With no pressure(i.e. disconnected) I read 0.46V but when I apply some pressure the reading goes up accordingly so I hope its just a matter of calculating for the voltage difference.
If all of the above makes sense then would that level shifter also help the guys with flow sensor at 5V?
RyanJanuary 19, 2016 at 8:37 pm #41341
For those who are interested in hooking up the 3-wire flow sensors to OpenSprinkler, I’ve just explained how to do so in this post:
This is the same on both OpenSprinkler and OSPi. Basically, red wire -> 5V (VIN pin, also the 5V pin on the USB port); yellow wire -> rain sensor’s left port; black wire -> rain sensor’s right port.
Because there is a 4.7k series (protective) resistor between the sensor (which outputs up to 5V) and the digital input pin (which is only 3.3V tolerant), you don’t need a level shifter (most digital pins have internal zener diodes, which will clamp the voltage coupled with the series resistor).
The high pulse/liter count could be a concern as it may cause the number of clicks to exceed the software limit (but this can be lifted by changing a number in software).
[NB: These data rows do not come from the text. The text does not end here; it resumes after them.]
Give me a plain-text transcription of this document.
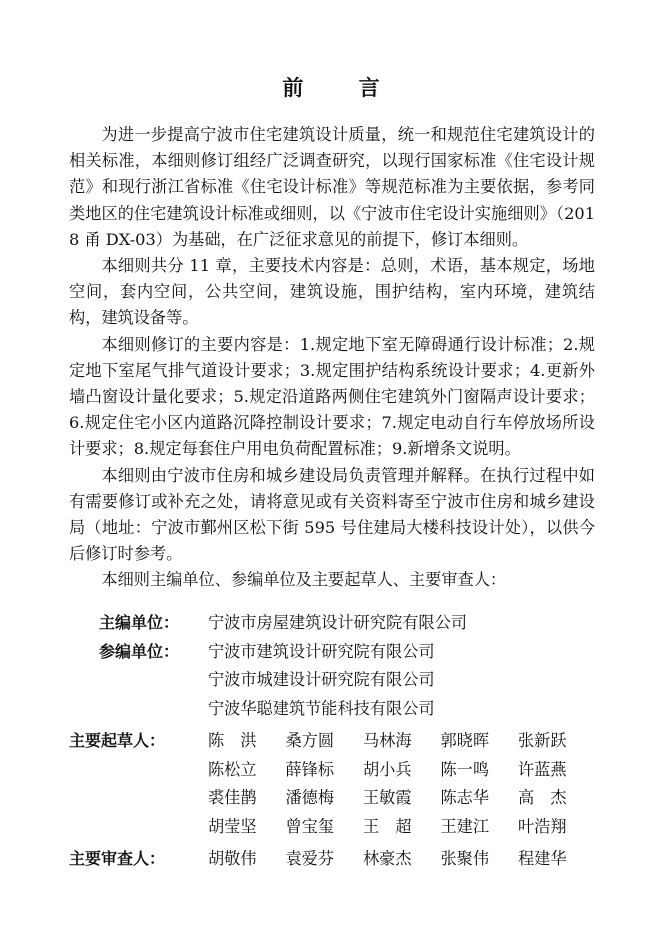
前 言

为进一步提高宁波市住宅建筑设计质量，统一和规范住宅建筑设计的相关标准，本细则修订组经广泛调查研究，以现行国家标准《住宅设计规范》和现行浙江省标准《住宅设计标准》等规范标准为主要依据，参考同类地区的住宅建筑设计标准或细则，以《宁波市住宅设计实施细则》（2018 甬 DX-03）为基础，在广泛征求意见的前提下，修订本细则。

本细则共分 11 章，主要技术内容是：总则，术语，基本规定，场地空间，套内空间，公共空间，建筑设施，围护结构，室内环境，建筑结构，建筑设备等。

本细则修订的主要内容是：1.规定地下室无障碍通行设计标准；2.规定地下室尾气排气道设计要求；3.规定围护结构系统设计要求；4.更新外墙凸窗设计量化要求；5.规定沿道路两侧住宅建筑外门窗隔声设计要求；6.规定住宅小区内道路沉降控制设计要求；7.规定电动自行车停放场所设计要求；8.规定每套住户用电负荷配置标准；9.新增条文说明。

本细则由宁波市住房和城乡建设局负责管理并解释。在执行过程中如有需要修订或补充之处，请将意见或有关资料寄至宁波市住房和城乡建设局（地址：宁波市鄞州区松下街 595 号住建局大楼科技设计处），以供今后修订时参考。

本细则主编单位、参编单位及主要起草人、主要审查人：

主编单位：	宁波市房屋建筑设计研究院有限公司
参编单位：	宁波市建筑设计研究院有限公司
宁波市城建设计研究院有限公司
宁波华聪建筑节能科技有限公司
主要起草人：	陈　洪	桑方圆	马林海	郭晓晖	张新跃
陈松立	薛锋标	胡小兵	陈一鸣	许蓝燕
裘佳鹊	潘德梅	王敏霞	陈志华	高　杰
胡莹坚	曾宝玺	王　超	王建江	叶浩翔
主要审查人：	胡敬伟	袁爱芬	林豪杰	张聚伟	程建华
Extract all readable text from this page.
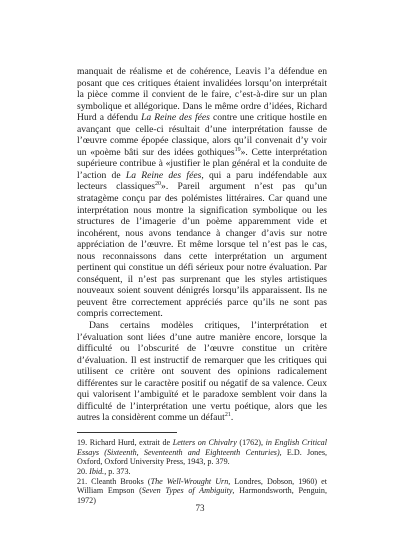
manquait de réalisme et de cohérence, Leavis l’a défendue en posant que ces critiques étaient invalidées lorsqu’on interprétait la pièce comme il convient de le faire, c’est-à-dire sur un plan symbolique et allégorique. Dans le même ordre d’idées, Richard Hurd a défendu La Reine des fées contre une critique hostile en avançant que celle-ci résultait d’une interprétation fausse de l’œuvre comme épopée classique, alors qu’il convenait d’y voir un «poème bâti sur des idées gothiques$^{19}$». Cette interprétation supérieure contribue à «justifier le plan général et la conduite de l’action de La Reine des fées, qui a paru indéfendable aux lecteurs classiques$^{20}$». Pareil argument n’est pas qu’un stratagème conçu par des polémistes littéraires. Car quand une interprétation nous montre la signification symbolique ou les structures de l’imagerie d’un poème apparemment vide et incohérent, nous avons tendance à changer d’avis sur notre appréciation de l’œuvre. Et même lorsque tel n’est pas le cas, nous reconnaissons dans cette interprétation un argument pertinent qui constitue un défi sérieux pour notre évaluation. Par conséquent, il n’est pas surprenant que les styles artistiques nouveaux soient souvent dénigrés lorsqu’ils apparaissent. Ils ne peuvent être correctement appréciés parce qu’ils ne sont pas compris correctement.

Dans certains modèles critiques, l’interprétation et l’évaluation sont liées d’une autre manière encore, lorsque la difficulté ou l’obscurité de l’œuvre constitue un critère d’évaluation. Il est instructif de remarquer que les critiques qui utilisent ce critère ont souvent des opinions radicalement différentes sur le caractère positif ou négatif de sa valence. Ceux qui valorisent l’ambiguïté et le paradoxe semblent voir dans la difficulté de l’interprétation une vertu poétique, alors que les autres la considèrent comme un défaut$^{21}$.

19. Richard Hurd, extrait de Letters on Chivalry (1762), in English Critical Essays (Sixteenth, Seventeenth and Eighteenth Centuries), E.D. Jones, Oxford, Oxford University Press, 1943, p. 379.

20. Ibid., p. 373.

21. Cleanth Brooks (The Well-Wrought Urn, Londres, Dobson, 1960) et William Empson (Seven Types of Ambiguity, Harmondsworth, Penguin, 1972)

73
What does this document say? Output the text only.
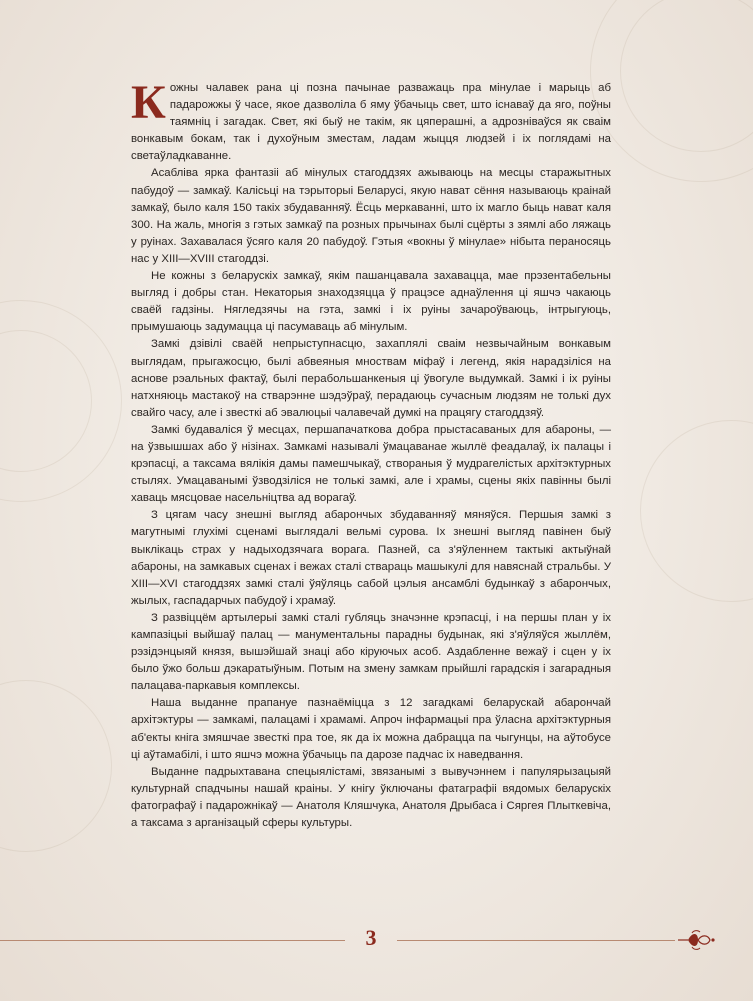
Кожны чалавек рана ці позна пачынае разважаць пра мінулае і марыць аб падарожжы ў часе, якое дазволіла б яму ўбачыць свет, што існаваў да яго, поўны таямніц і загадак. Свет, які быў не такім, як цяперашні, а адрозніваўся як сваім вонкавым бокам, так і духоўным зместам, ладам жыцця людзей і іх поглядамі на светаўладкаванне.

Асабліва ярка фантазіі аб мінулых стагоддзях ажываюць на месцы старажытных пабудоў — замкаў. Калісьці на тэрыторыі Беларусі, якую нават сёння называюць краінай замкаў, было каля 150 такіх збудаванняў. Ёсць меркаванні, што іх магло быць нават каля 300. На жаль, многія з гэтых замкаў па розных прычынах былі сцёрты з зямлі або ляжаць у руінах. Захавалася ўсяго каля 20 пабудоў. Гэтыя «вокны ў мінулае» нібыта пераносяць нас у XIII—XVIII стагоддзі.

Не кожны з беларускіх замкаў, якім пашанцавала захавацца, мае прэзентабельны выгляд і добры стан. Некаторыя знаходзяцца ў працэсе аднаўлення ці яшчэ чакаюць сваёй гадзіны. Нягледзячы на гэта, замкі і іх руіны зачароўваюць, інтрыгуюць, прымушаюць задумацца ці пасумаваць аб мінулым.

Замкі дзівілі сваёй непрыступнасцю, захаплялі сваім незвычайным вонкавым выглядам, прыгажосцю, былі абвеяныя мноствам міфаў і легенд, якія нарадзіліся на аснове рэальных фактаў, былі перабольшанкеныя ці ўвогуле выдумкай. Замкі і іх руіны натхняюць мастакоў на стварэнне шэдэўраў, перадаюць сучасным людзям не толькі дух свайго часу, але і звесткі аб эвалюцыі чалавечай думкі на працягу стагоддзяў.

Замкі будаваліся ў месцах, першапачаткова добра прыстасаваных для абароны, — на ўзвышшах або ў нізінах. Замкамі называлі ўмацаванае жыллё феадалаў, іх палацы і крэпасці, а таксама вялікія дамы памешчыкаў, створаныя ў мудрагелістых архітэктурных стылях. Умацаванымі ўзводзіліся не толькі замкі, але і храмы, сцены якіх павінны былі хаваць мясцовае насельніцтва ад ворагаў.

З цягам часу знешні выгляд абарончых збудаванняў мяняўся. Першыя замкі з магутнымі глухімі сценамі выглядалі вельмі сурова. Іх знешні выгляд павінен быў выклікаць страх у надыходзячага ворага. Пазней, са з'яўленнем тактыкі актыўнай абароны, на замкавых сценах і вежах сталі ствараць машыкулі для навяснай стральбы. У XIII—XVI стагоддзях замкі сталі ўяўляць сабой цэлыя ансамблі будынкаў з абарончых, жылых, гаспадарчых пабудоў і храмаў.

З развіццём артылерыі замкі сталі губляць значэнне крэпасці, і на першы план у іх кампазіцыі выйшаў палац — манументальны парадны будынак, які з'яўляўся жыллём, рэзідэнцыяй князя, вышэйшай знаці або кіруючых асоб. Аздабленне вежаў і сцен у іх было ўжо больш дэкаратыўным. Потым на змену замкам прыйшлі гарадскія і загарадныя палацава-паркавыя комплексы.

Наша выданне прапануе пазнаёміцца з 12 загадкамі беларускай абарончай архітэктуры — замкамі, палацамі і храмамі. Апроч інфармацыі пра ўласна архітэктурныя аб'екты кніга змяшчае звесткі пра тое, як да іх можна дабрацца па чыгунцы, на аўтобусе ці аўтамабілі, і што яшчэ можна ўбачыць па дарозе падчас іх наведвання.

Выданне падрыхтавана спецыялістамі, звязанымі з вывучэннем і папулярызацыяй культурнай спадчыны нашай краіны. У кнігу ўключаны фатаграфіі вядомых беларускіх фатографаў і падарожнікаў — Анатоля Кляшчука, Анатоля Дрыбаса і Сяргея Плыткевіча, а таксама з арганізацый сферы культуры.

3
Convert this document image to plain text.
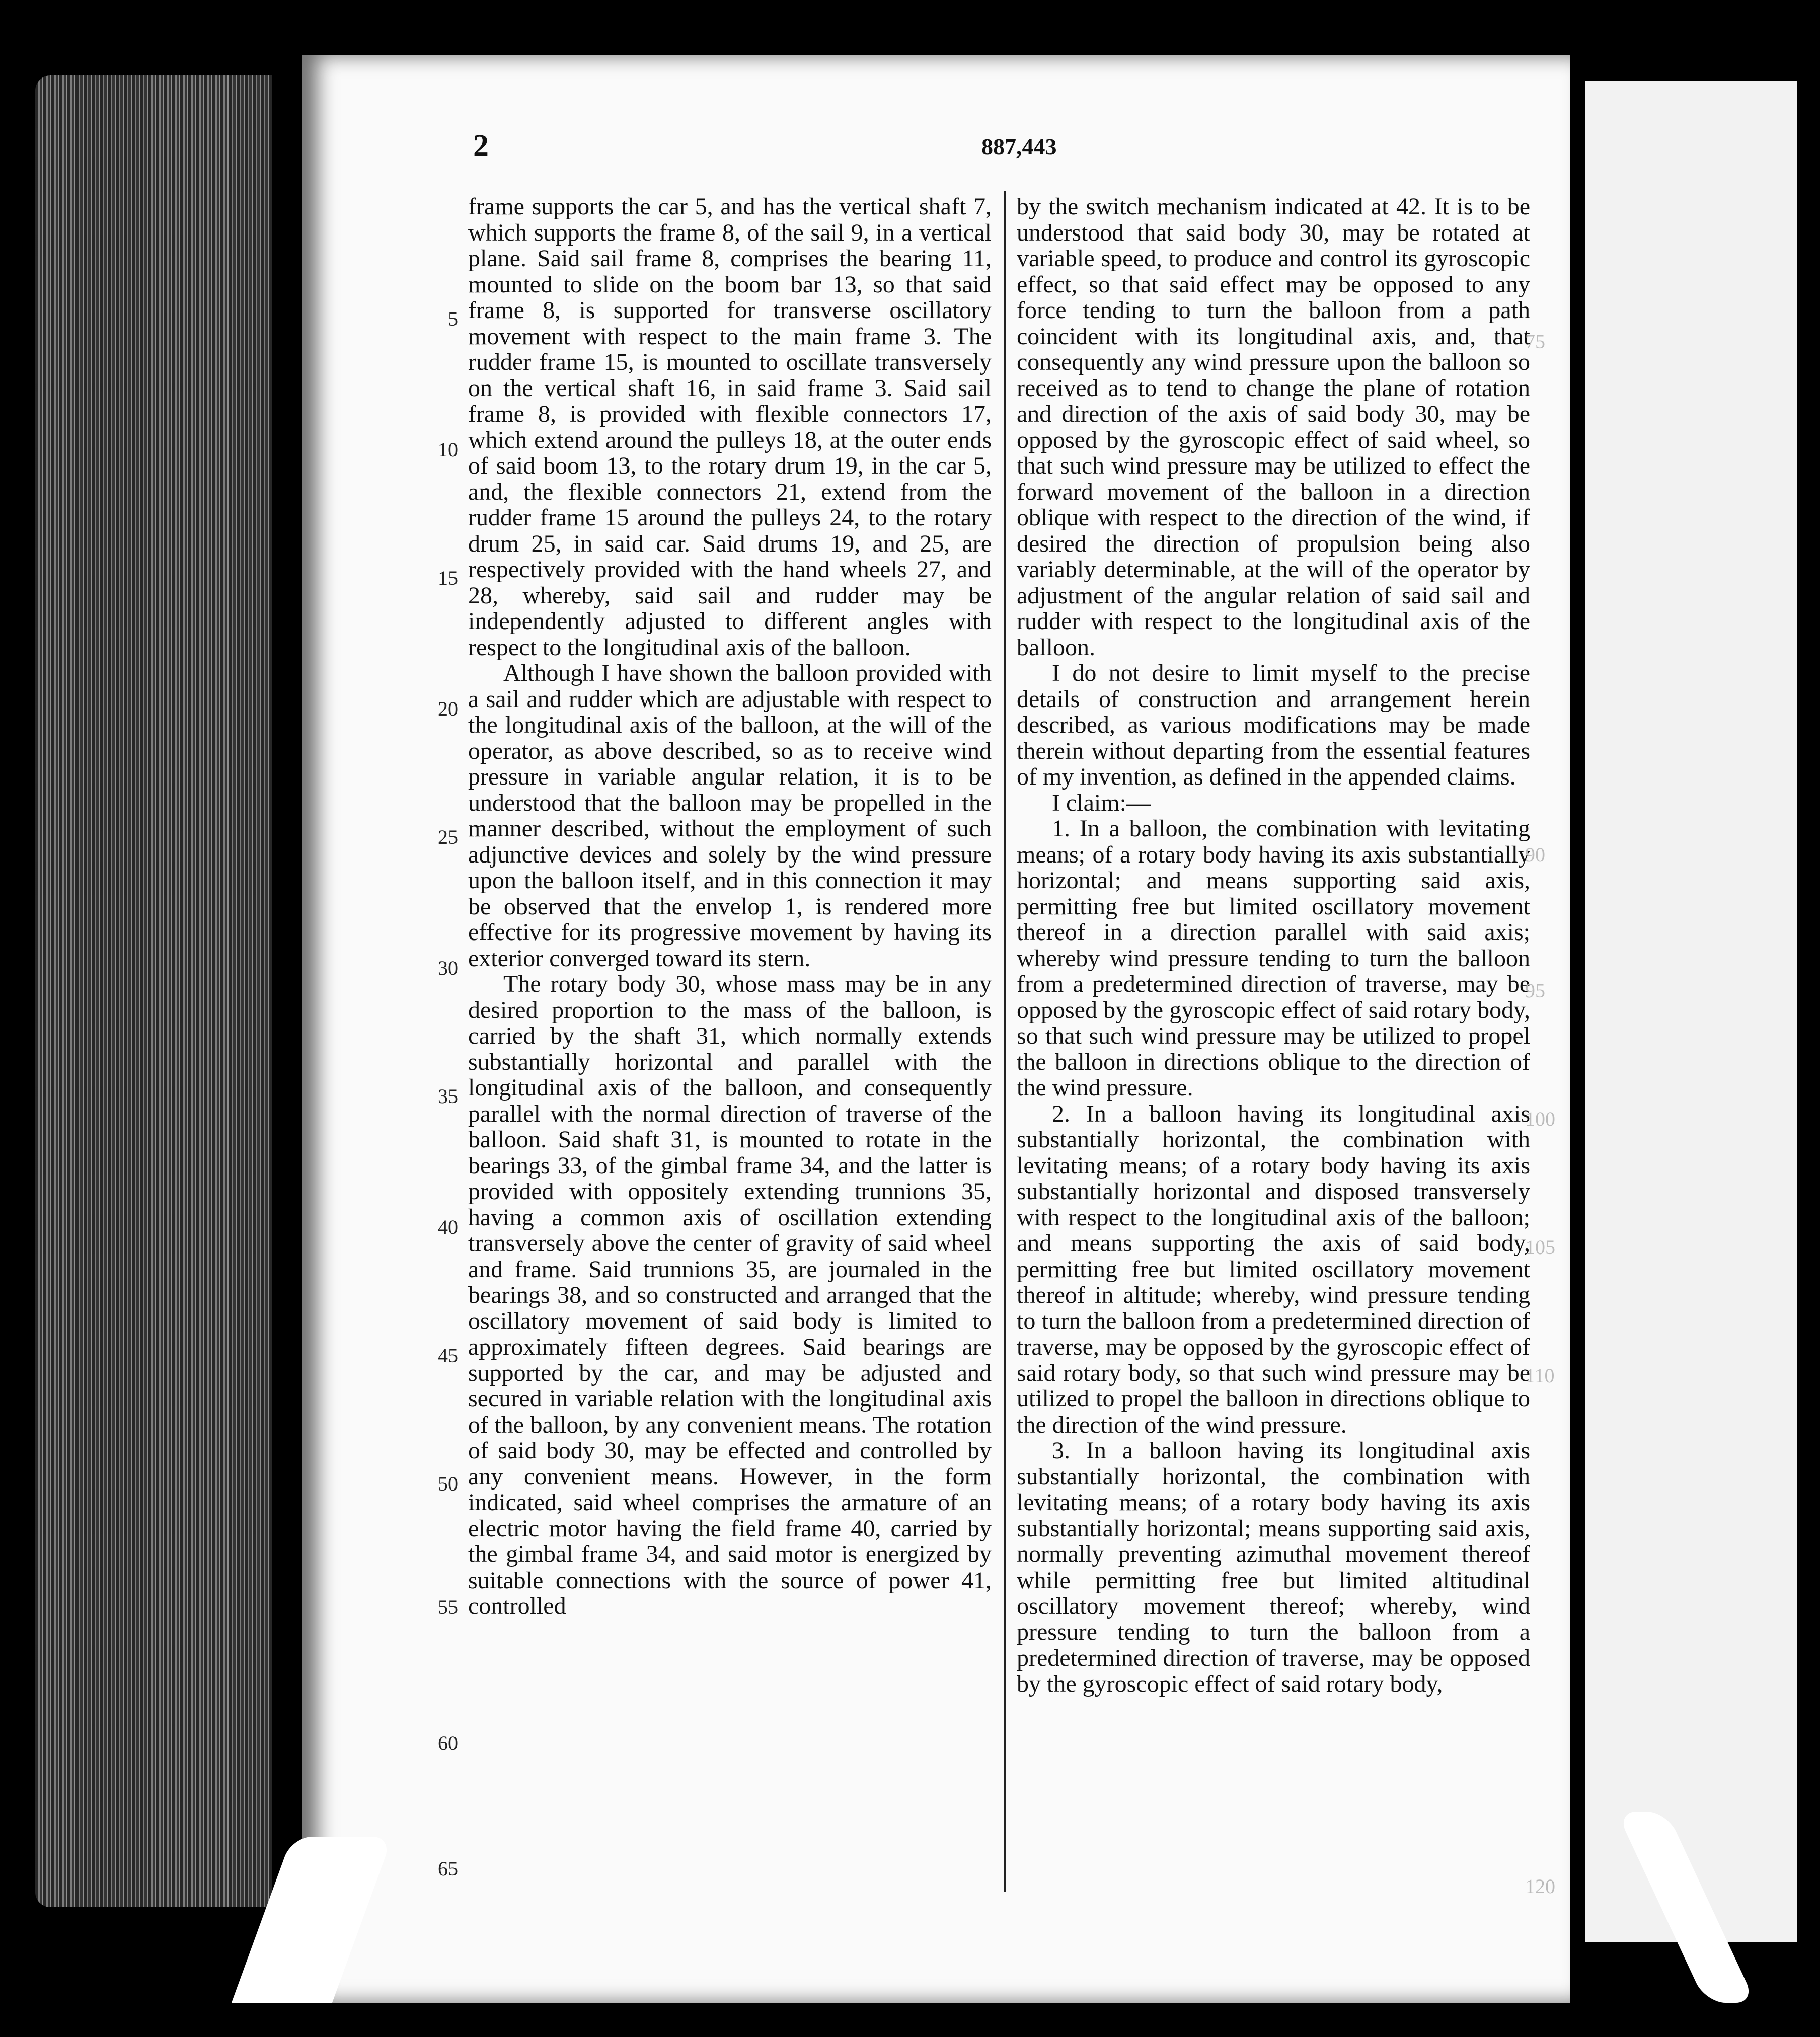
2	887,443

frame supports the car 5, and has the vertical shaft 7, which supports the frame 8, of the sail 9, in a vertical plane. Said sail frame 8, comprises the bearing 11, mounted to slide on the boom bar 13, so that said frame 8, is supported for transverse oscillatory movement with respect to the main frame 3. The rudder frame 15, is mounted to oscillate transversely on the vertical shaft 16, in said frame 3. Said sail frame 8, is provided with flexible connectors 17, which extend around the pulleys 18, at the outer ends of said boom 13, to the rotary drum 19, in the car 5, and, the flexible connectors 21, extend from the rudder frame 15 around the pulleys 24, to the rotary drum 25, in said car. Said drums 19, and 25, are respectively provided with the hand wheels 27, and 28, whereby, said sail and rudder may be independently adjusted to different angles with respect to the longitudinal axis of the balloon.

Although I have shown the balloon provided with a sail and rudder which are adjustable with respect to the longitudinal axis of the balloon, at the will of the operator, as above described, so as to receive wind pressure in variable angular relation, it is to be understood that the balloon may be propelled in the manner described, without the employment of such adjunctive devices and solely by the wind pressure upon the balloon itself, and in this connection it may be observed that the envelop 1, is rendered more effective for its progressive movement by having its exterior converged toward its stern.

The rotary body 30, whose mass may be in any desired proportion to the mass of the balloon, is carried by the shaft 31, which normally extends substantially horizontal and parallel with the longitudinal axis of the balloon, and consequently parallel with the normal direction of traverse of the balloon. Said shaft 31, is mounted to rotate in the bearings 33, of the gimbal frame 34, and the latter is provided with oppositely extending trunnions 35, having a common axis of oscillation extending transversely above the center of gravity of said wheel and frame. Said trunnions 35, are journaled in the bearings 38, and so constructed and arranged that the oscillatory movement of said body is limited to approximately fifteen degrees. Said bearings are supported by the car, and may be adjusted and secured in variable relation with the longitudinal axis of the balloon, by any convenient means. The rotation of said body 30, may be effected and controlled by any convenient means. However, in the form indicated, said wheel comprises the armature of an electric motor having the field frame 40, carried by the gimbal frame 34, and said motor is energized by suitable connections with the source of power 41, controlled

by the switch mechanism indicated at 42. It is to be understood that said body 30, may be rotated at variable speed, to produce and control its gyroscopic effect, so that said effect may be opposed to any force tending to turn the balloon from a path coincident with its longitudinal axis, and, that consequently any wind pressure upon the balloon so received as to tend to change the plane of rotation and direction of the axis of said body 30, may be opposed by the gyroscopic effect of said wheel, so that such wind pressure may be utilized to effect the forward movement of the balloon in a direction oblique with respect to the direction of the wind, if desired the direction of propulsion being also variably determinable, at the will of the operator by adjustment of the angular relation of said sail and rudder with respect to the longitudinal axis of the balloon.

I do not desire to limit myself to the precise details of construction and arrangement herein described, as various modifications may be made therein without departing from the essential features of my invention, as defined in the appended claims.

I claim:—

1. In a balloon, the combination with levitating means; of a rotary body having its axis substantially horizontal; and means supporting said axis, permitting free but limited oscillatory movement thereof in a direction parallel with said axis; whereby wind pressure tending to turn the balloon from a predetermined direction of traverse, may be opposed by the gyroscopic effect of said rotary body, so that such wind pressure may be utilized to propel the balloon in directions oblique to the direction of the wind pressure.

2. In a balloon having its longitudinal axis substantially horizontal, the combination with levitating means; of a rotary body having its axis substantially horizontal and disposed transversely with respect to the longitudinal axis of the balloon; and means supporting the axis of said body, permitting free but limited oscillatory movement thereof in altitude; whereby, wind pressure tending to turn the balloon from a predetermined direction of traverse, may be opposed by the gyroscopic effect of said rotary body, so that such wind pressure may be utilized to propel the balloon in directions oblique to the direction of the wind pressure.

3. In a balloon having its longitudinal axis substantially horizontal, the combination with levitating means; of a rotary body having its axis substantially horizontal; means supporting said axis, normally preventing azimuthal movement thereof while permitting free but limited altitudinal oscillatory movement thereof; whereby, wind pressure tending to turn the balloon from a predetermined direction of traverse, may be opposed by the gyroscopic effect of said rotary body,

5
10
15
20
25
30
35
40
45
50
55
60
65
75
90
95
100
105
110
120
In general, I would advise against these type of cheap sensors as they are not very accurate or reliable.January 19, 2016 at 9:26 pm #41345
@Ryan: the pressure sensor you referred to is an analog sensor, which is different from the flow sensors. Therefore you can only use the analog pins to interface with the pressure sensor, and not the rain sensor pin.
There are two possible solutions for level shifting. First, if you only care about readings between 0 to roughly 75psi, you can directly connect the sensor output to A0 without level shifting. This is because electrically I think PCF8591 can tolerate 5V (if unsure, you can connect a 1K resistor inline between the sensor and A0), it’s just that (according to the graph) beyond 75psi the output will rise above 3.3V hence will saturate the analog reading. If you don’t care about readings above 75psi, this should be fine.
The second solution is to use a resistor voltage divider that can create a 5 to 3.3 ratio, hence linearly scaling 5V down to 3.3V. For example, use a 1.7K and a 3.3K resistor to form the divider. You’d better use 1% resistors for accuracy.
Regarding the accuracy of 5V, it does affect the accuracy of the sensor reading. In practice, the error may be small enough to ignore. But if you really want to calibrate the accuracy, you can probably use A1 with a resistor voltage divider between 5V and GND. This way, you can use A1 reading to calculate the actual VIN voltage.April 14, 2018 at 12:24 pm #49566
I have a two wire flow sensor and your wrote to wire them to the rain-sensor terminal.
Do you mean to wire it to sn1 and sn2 or to wire it to sn1 and ground?